Food and cloth: an observation

Our Jewish holidays always emphasize food. There’s a very good reason for that: No matter where we live, no matter how good or how bad our living conditions may be, we have to eat. So, what we eat can vary greatly from one place to the other. That accounts, for instance, to the fact that legumes (peas, beans, etc.) have long been a Passover no-no among Ashkenazi Jews, but for Sephardis, are staples of their holiday menus. Nor are apples and honey necessarily universal at this season.
I saw the Montreal food movie, “Chewdaism: A Taste of Jewish Montreal,” during our recent Jewish Film Festival, and my mouth watered with every bite taken (and there were many) of “smoked meat” sandwiches. Once I tried that brisket-type delicacy – long ago, during a too-brief visit to the city of its origin – and I was hooked. But I haven’t been able to eat it since. I was hopeful that the Canadian restaurant that opened here in Dallas might be a source, but it’s not. And I’m sure the meat there wouldn’t be kosher, anyway. But I’m happy because that place has what I think is the very best Greek salad in town.
So, food availability can be a regional determiner of Jewish food preferences. But consider how other things – or lack of them – can also influence major areas of Jewish life, and continue on for years. One great example, right here in America, is the prominence of Jews in all facets of the clothing business – designing, making, selling and everything else. There’s a very good, very practical, and at its base a very sad reason for this.
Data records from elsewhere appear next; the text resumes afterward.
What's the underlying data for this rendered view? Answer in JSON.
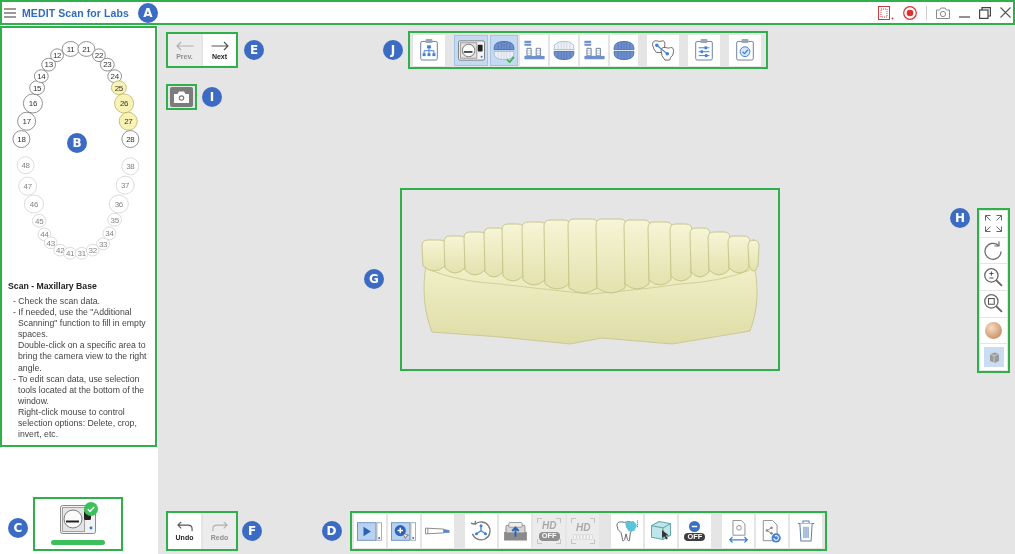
{
  "title_bar": {
    "app_title": "MEDIT Scan for Labs",
    "callout": "A"
  },
  "tooth_chart": {
    "callout": "B",
    "upper": {
      "disabled": false,
      "teeth": [
        {
          "number": "18",
          "selected": false
        },
        {
          "number": "17",
          "selected": false
        },
        {
          "number": "16",
          "selected": false
        },
        {
          "number": "15",
          "selected": false
        },
        {
          "number": "14",
          "selected": false
        },
        {
          "number": "13",
          "selected": false
        },
        {
          "number": "12",
          "selected": false
        },
        {
          "number": "11",
          "selected": false
        },
        {
          "number": "21",
          "selected": false
        },
        {
          "number": "22",
          "selected": false
        },
        {
          "number": "23",
          "selected": false
        },
        {
          "number": "24",
          "selected": false
        },
        {
          "number": "25",
          "selected": true
        },
        {
          "number": "26",
          "selected": true
        },
        {
          "number": "27",
          "selected": true
        },
        {
          "number": "28",
          "selected": false
        }
      ]
    },
    "lower": {
      "disabled": true,
      "teeth": [
        {
          "number": "48",
          "selected": false
        },
        {
          "number": "47",
          "selected": false
        },
        {
          "number": "46",
          "selected": false
        },
        {
          "number": "45",
          "selected": false
        },
        {
          "number": "44",
          "selected": false
        },
        {
          "number": "43",
          "selected": false
        },
        {
          "number": "42",
          "selected": false
        },
        {
          "number": "41",
          "selected": false
        },
        {
          "number": "31",
          "selected": false
        },
        {
          "number": "32",
          "selected": false
        },
        {
          "number": "33",
          "selected": false
        },
        {
          "number": "34",
          "selected": false
        },
        {
          "number": "35",
          "selected": false
        },
        {
          "number": "36",
          "selected": false
        },
        {
          "number": "37",
          "selected": false
        },
        {
          "number": "38",
          "selected": false
        }
      ]
    }
  },
  "instructions": {
    "title": "Scan - Maxillary Base",
    "items": [
      {
        "text": "- Check the scan data."
      },
      {
        "text": "- If needed, use the \"Additional Scanning\" function to fill in empty spaces.",
        "note": "Double-click on a specific area to bring the camera view to the right angle."
      },
      {
        "text": "- To edit scan data, use selection tools located at the bottom of the window.",
        "note": "Right-click mouse to control selection options: Delete, crop, invert, etc."
      }
    ]
  },
  "navigation": {
    "callout": "E",
    "buttons": [
      {
        "kind": "prev",
        "label": "Prev.",
        "disabled": true
      },
      {
        "kind": "next",
        "label": "Next",
        "disabled": false
      }
    ]
  },
  "step_toolbar": {
    "callout": "J",
    "groups": [
      {
        "steps": [
          {
            "kind": "workflow",
            "selected": false,
            "done": false
          }
        ]
      },
      {
        "steps": [
          {
            "kind": "scanner",
            "selected": true,
            "done": false
          },
          {
            "kind": "maxilla",
            "selected": true,
            "done": true
          },
          {
            "kind": "abutment",
            "selected": false,
            "done": false
          },
          {
            "kind": "mandible",
            "selected": false,
            "done": false
          },
          {
            "kind": "abutment",
            "selected": false,
            "done": false
          },
          {
            "kind": "occlusion",
            "selected": false,
            "done": false
          }
        ]
      },
      {
        "steps": [
          {
            "kind": "alignment",
            "selected": false,
            "done": false
          }
        ]
      },
      {
        "steps": [
          {
            "kind": "settings",
            "selected": false,
            "done": false
          }
        ]
      },
      {
        "steps": [
          {
            "kind": "complete",
            "selected": false,
            "done": false
          }
        ]
      }
    ]
  },
  "capture": {
    "callout": "I"
  },
  "model_view": {
    "callout": "G"
  },
  "view_toolbar": {
    "callout": "H",
    "tools": [
      {
        "kind": "fit"
      },
      {
        "kind": "reset"
      },
      {
        "kind": "zoom"
      },
      {
        "kind": "zoomarea"
      },
      {
        "kind": "material"
      },
      {
        "kind": "viewcube"
      }
    ]
  },
  "scanner": {
    "callout": "C",
    "connected": true
  },
  "history": {
    "callout": "F",
    "buttons": [
      {
        "kind": "undo",
        "label": "Undo",
        "disabled": false
      },
      {
        "kind": "redo",
        "label": "Redo",
        "disabled": true
      }
    ]
  },
  "tool_bar": {
    "callout": "D",
    "groups": [
      {
        "tools": [
          {
            "kind": "play",
            "selected": true,
            "disabled": false
          },
          {
            "kind": "addscan",
            "selected": true,
            "disabled": false
          },
          {
            "kind": "scantip",
            "selected": false,
            "disabled": false
          }
        ]
      },
      {
        "tools": [
          {
            "kind": "rotate",
            "selected": false,
            "disabled": false
          },
          {
            "kind": "scanupload",
            "selected": false,
            "disabled": false
          },
          {
            "kind": "hd",
            "label": "HD",
            "toggle": "OFF",
            "selected": false,
            "disabled": true
          },
          {
            "kind": "hdteeth",
            "label": "HD",
            "selected": false,
            "disabled": true
          }
        ]
      },
      {
        "tools": [
          {
            "kind": "toothselect",
            "selected": false,
            "disabled": false
          },
          {
            "kind": "cubeselect",
            "selected": false,
            "disabled": false
          },
          {
            "kind": "remove",
            "toggle": "OFF",
            "selected": false,
            "disabled": false
          }
        ]
      },
      {
        "tools": [
          {
            "kind": "transfer",
            "selected": false,
            "disabled": false
          },
          {
            "kind": "share",
            "selected": false,
            "disabled": false
          },
          {
            "kind": "trash",
            "selected": false,
            "disabled": false
          }
        ]
      }
    ]
  }
}
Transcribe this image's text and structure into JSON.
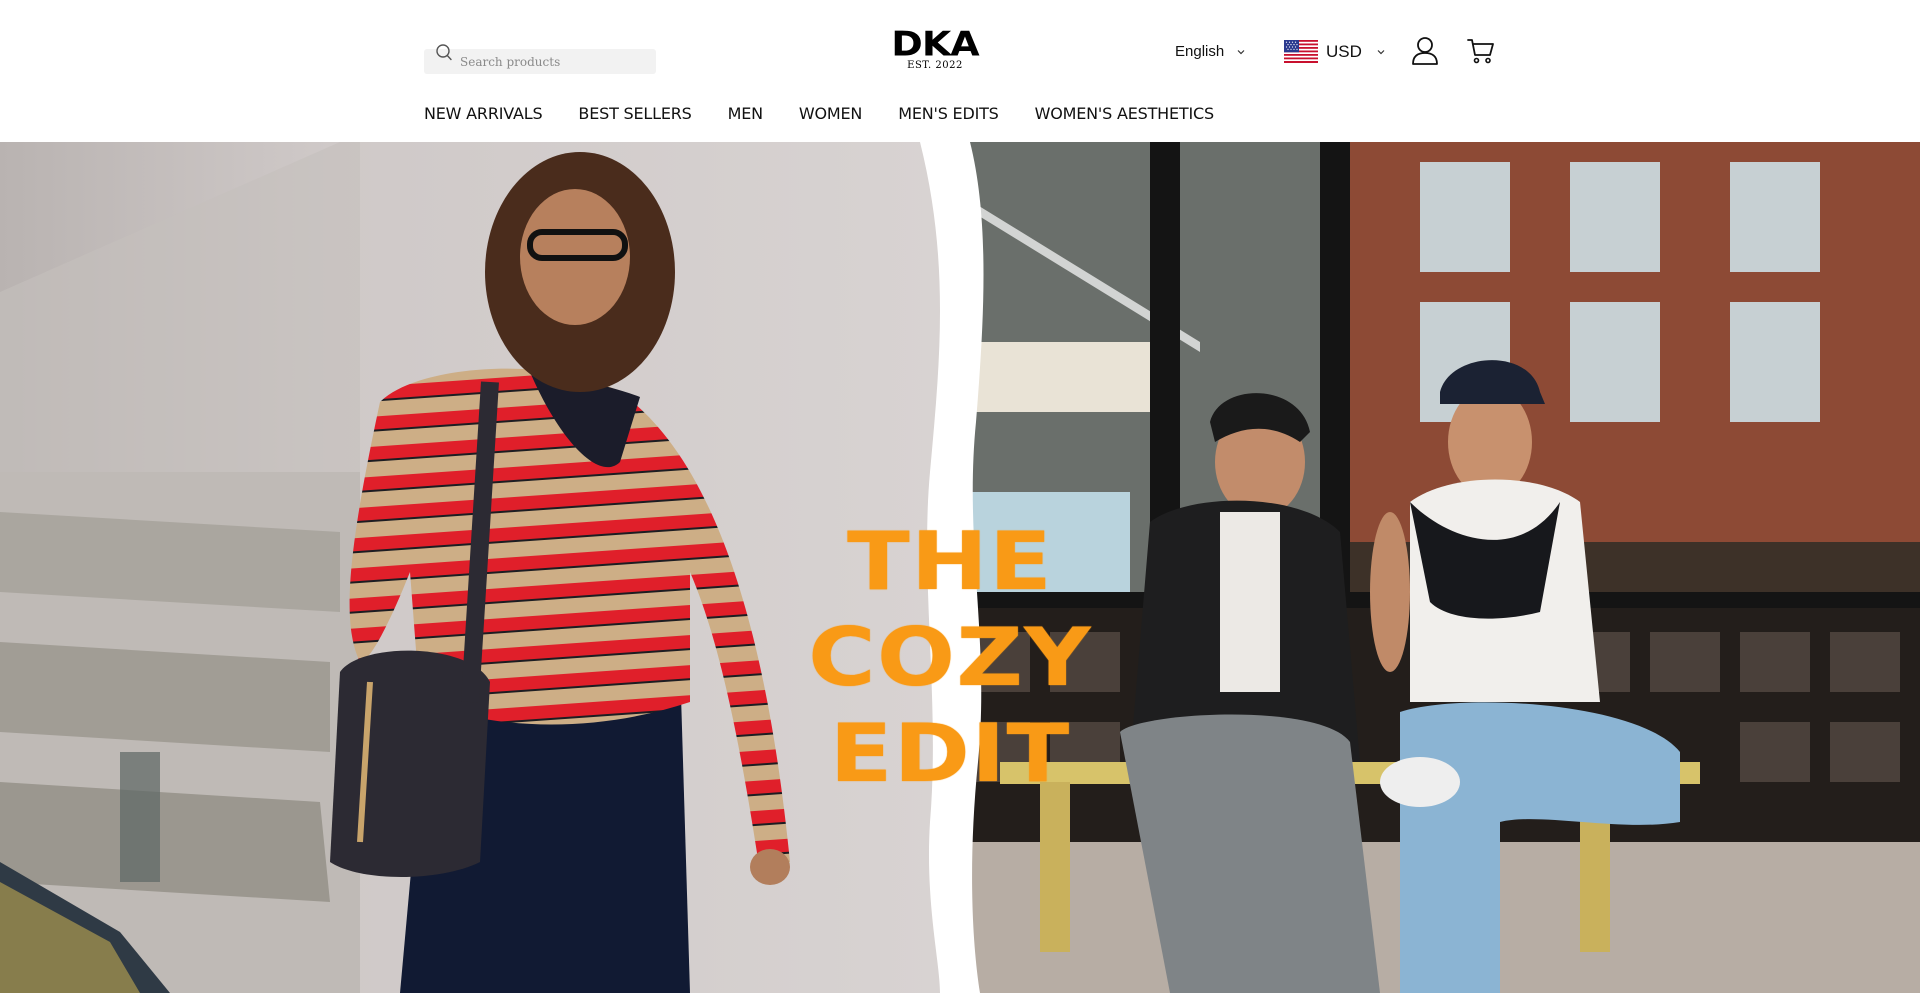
{
  "header": {
    "search": {
      "placeholder": "Search products"
    },
    "logo": {
      "mark": "DKA",
      "tagline": "EST. 2022"
    },
    "language": {
      "selected": "English"
    },
    "currency": {
      "selected": "USD",
      "flag_icon": "us-flag-icon"
    },
    "icons": {
      "account": "user-icon",
      "cart": "cart-icon",
      "search": "search-icon"
    }
  },
  "nav": {
    "items": [
      {
        "label": "NEW ARRIVALS"
      },
      {
        "label": "BEST SELLERS"
      },
      {
        "label": "MEN"
      },
      {
        "label": "WOMEN"
      },
      {
        "label": "MEN'S EDITS"
      },
      {
        "label": "WOMEN'S AESTHETICS"
      }
    ]
  },
  "hero": {
    "headline": [
      "THE",
      "COZY",
      "EDIT"
    ],
    "colors": {
      "headline": "#f99a16",
      "divider": "#ffffff"
    }
  }
}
Years ago, and for many years in many places, our people’s ways of making their livings were limited. Probably best known is how European Jews, for generations, could not own land, even when they farmed it themselves, or engage in many kinds of business. Instead, they were encouraged – even forced – to earn their daily bread by doing things no one else wanted to do, or which, in certain eras in certain places, the ruling Church forbade them to do. What was left, and most demanded of our people? Money lending. Think of Shakespeare’s Shylock and the debates that have raged for years over his “Merchant of Venice.” And, pawn-brokering is a bedrock occupation in the money-lending business. Think of the many Jewish families – right here in our area – who had their local business beginnings with pawn shops.
Here is a great and basically true back story. A poor family in Turkey had three marriageable daughters, but no money for dowries. Help came from a rich man who used his wealth to help the poor, but always anonymously. He prepared three bags of gold and gave them to the family, by climbing up on their roof and dropping them down the chimney. This was the birth of a legend: Santa Claus, aka Saint Nicholas. And, this was the reason that pawnshops used to have three gold balls as their symbol. Also, this is the reason that, in the Catholic Church even today, Nicholas is the patron saint of pawnbrokers.
Now, If you’re in the pawn broker business, what do you do with what comes to you that you can’t sell? If it’s anything made of cloth, you learn to make something from it that will sell, and clothing is always a good seller. This is the origin of our Jewish affinity for both the needle trades and clothing stores. It is also the origin of successful efforts, by the Jewish community and women leaders in the labor movement, at improving factory safety after the 1911 New York Triangle shirtwaist factory fire, and ultimately, even of unionization.
Our Jews had long before learned that what’s in your head can never be taken from you, and what is useful but small enough to be carried when you are forced to move is just the same. That little sewing needle has made many big things happen for us, right here in America!